Asimismo, este pragmatismo es anti-extremista. Los nuevos votantes de sectores populares reniegan de los extremos, de derecha o de izquierda, lo que no significa que sean de centro. Son también bastante conservadores, especialmente, en materias de género, donde critican transversalmente las “funas” o a las que denomina “feminazis”, por considerarlas extremistas. Los extremos, en definitiva, son peligrosos para este sector porque ponen en riesgo lo conseguido, sin certeza que lleve a mejoras concretas en sus vidas.
A pesar de esta desilusión con el devenir del estallido, entre los nuevos votantes de sectores populares hay una amplia valoración de la democracia, asociándose con elecciones, libertad de elegir y libertad de expresión. Sin embargo, cuestionan su funcionamiento en el país, debido a que perciben que el sistema político no es capaz de proveerles un mejor vivir, de disminuir las injusticias y desigualdades, de ordenar el desorden, lo que es visto como una falta de autoridad del gobierno, de inefectividad. Esto provoca una relación ambivalente con la democracia siendo el grupo que mayormente le da lo mismo un gobierno democrático o uno autoritario (lo que no signifique que prefieran un régimen autoritario).
En este contexto, los nuevos votantes de sectores populares muestran un involucramiento político atenuado, con una baja percepción de agencia, y un sentimiento de impotencia donde no pueden hacer mucho por cambiar su situación personal o la del país. Lo que sí queda como recuerdo positivo del estallido son todas las instancias colectivas de conversación, como los cabildos autoconvocados, o la solidaridad que se produjo en la pandemia. Hay un refugio en lo local, comunitario, por sobre la acción macro.

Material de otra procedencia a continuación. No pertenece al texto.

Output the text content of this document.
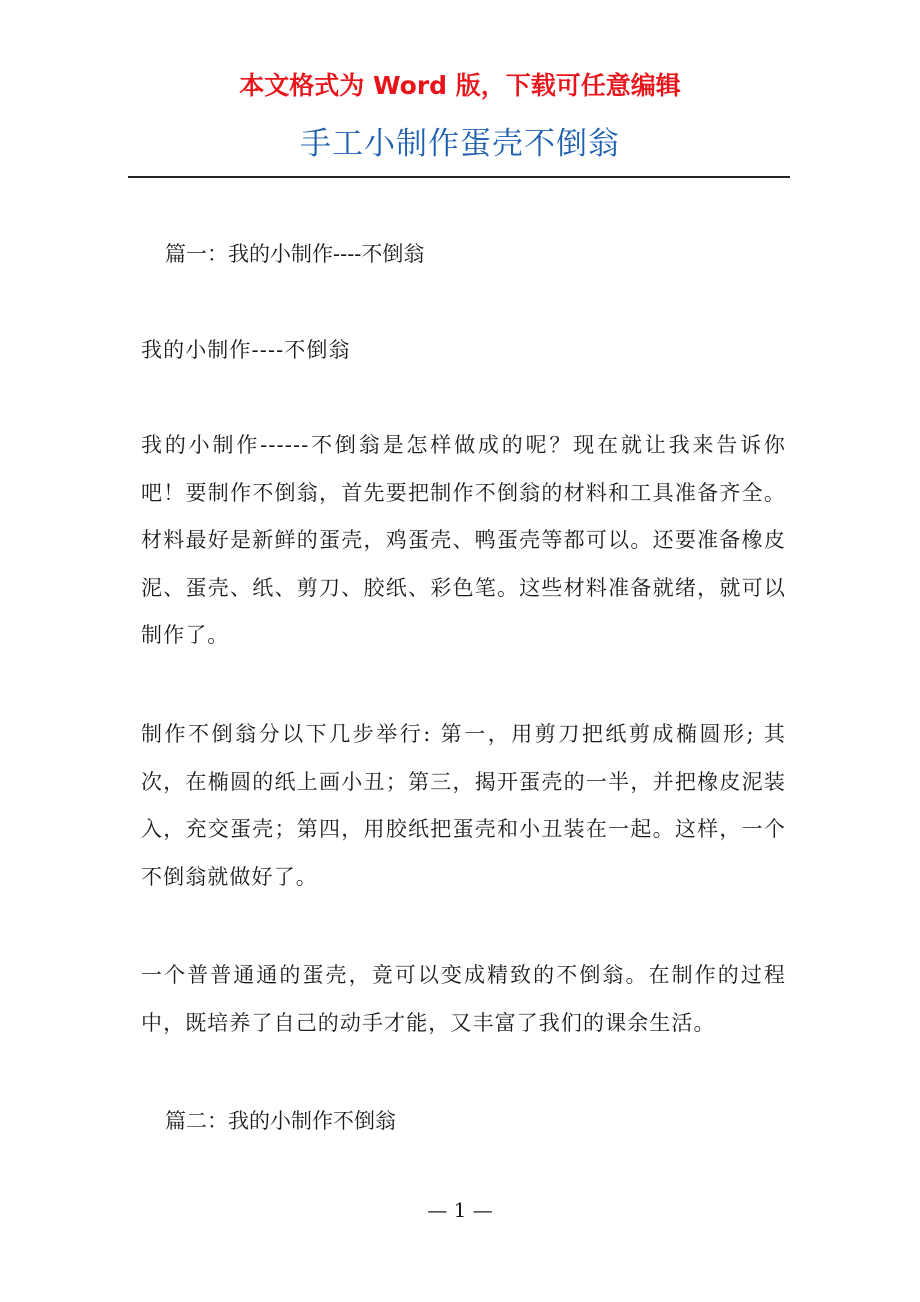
本文格式为 Word 版，下载可任意编辑
手工小制作蛋壳不倒翁
篇一：我的小制作----不倒翁
我的小制作----不倒翁
我的小制作------不倒翁是怎样做成的呢？现在就让我来告诉你吧！要制作不倒翁，首先要把制作不倒翁的材料和工具准备齐全。材料最好是新鲜的蛋壳，鸡蛋壳、鸭蛋壳等都可以。还要准备橡皮泥、蛋壳、纸、剪刀、胶纸、彩色笔。这些材料准备就绪，就可以制作了。
制作不倒翁分以下几步举行: 第一，用剪刀把纸剪成椭圆形; 其次，在椭圆的纸上画小丑；第三，揭开蛋壳的一半，并把橡皮泥装入，充交蛋壳；第四，用胶纸把蛋壳和小丑装在一起。这样，一个不倒翁就做好了。
一个普普通通的蛋壳，竟可以变成精致的不倒翁。在制作的过程中，既培养了自己的动手才能，又丰富了我们的课余生活。
篇二：我的小制作不倒翁
— 1 —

Electoralmente se muestran hostiles a la idea de verse obligados a votar, dado que consideran que la participación electoral tampoco es una vía efectiva para cambiar aquello que no les gusta del país, y por eso cuando concurren obligados pueden anular o votar en blanco, y sus preferencias pueden ser cambiantes, pero tienen un alógica: darle oportunidad a los que les ofrezcan solucionar sus problemas, sin ninguna aventura refundacional. En este sentido, ni la izquierda durante el primer proceso constitucional ni la derecha durante el segundo fueron capaces de interpretar la dirección de las expectativas de cambios que demandaban estos sectores populares.
Para concluir, es importante señalar que esta vinculación pragmática con la política, acentuada después del estallido y su devenir, tiene una larga data y se sostiene sobre una lógica cultural que les ha permitido aprender a adaptarse, con mayor o menor efectividad, al funcionamiento de una sociedad de mercado. Una lógica donde el cambio es visto como una mejora en sus condiciones materiales de vida. Esta lógica se produce en un contexto de transformación interna de los sectores populares, más empoderados, que exigen más a los gobiernos, pero menos organizados políticamente, con una baja vinculación al movimiento de trabajadores o de pobladores.
Lo anterior, se transforma en un desafío tremendo de representación para el sistema político en general y, en especial, para la izquierda que históricamente ha pretendido representar a estos sectores. Este desafío implica poder darle dirección y conducción a esta demanda por cambios profundos que existe dentro de los sectores populares desde antes incluso que hubiera un estallido social, pero que busca ser procesada de una forma que les permita “ganar sin perder”.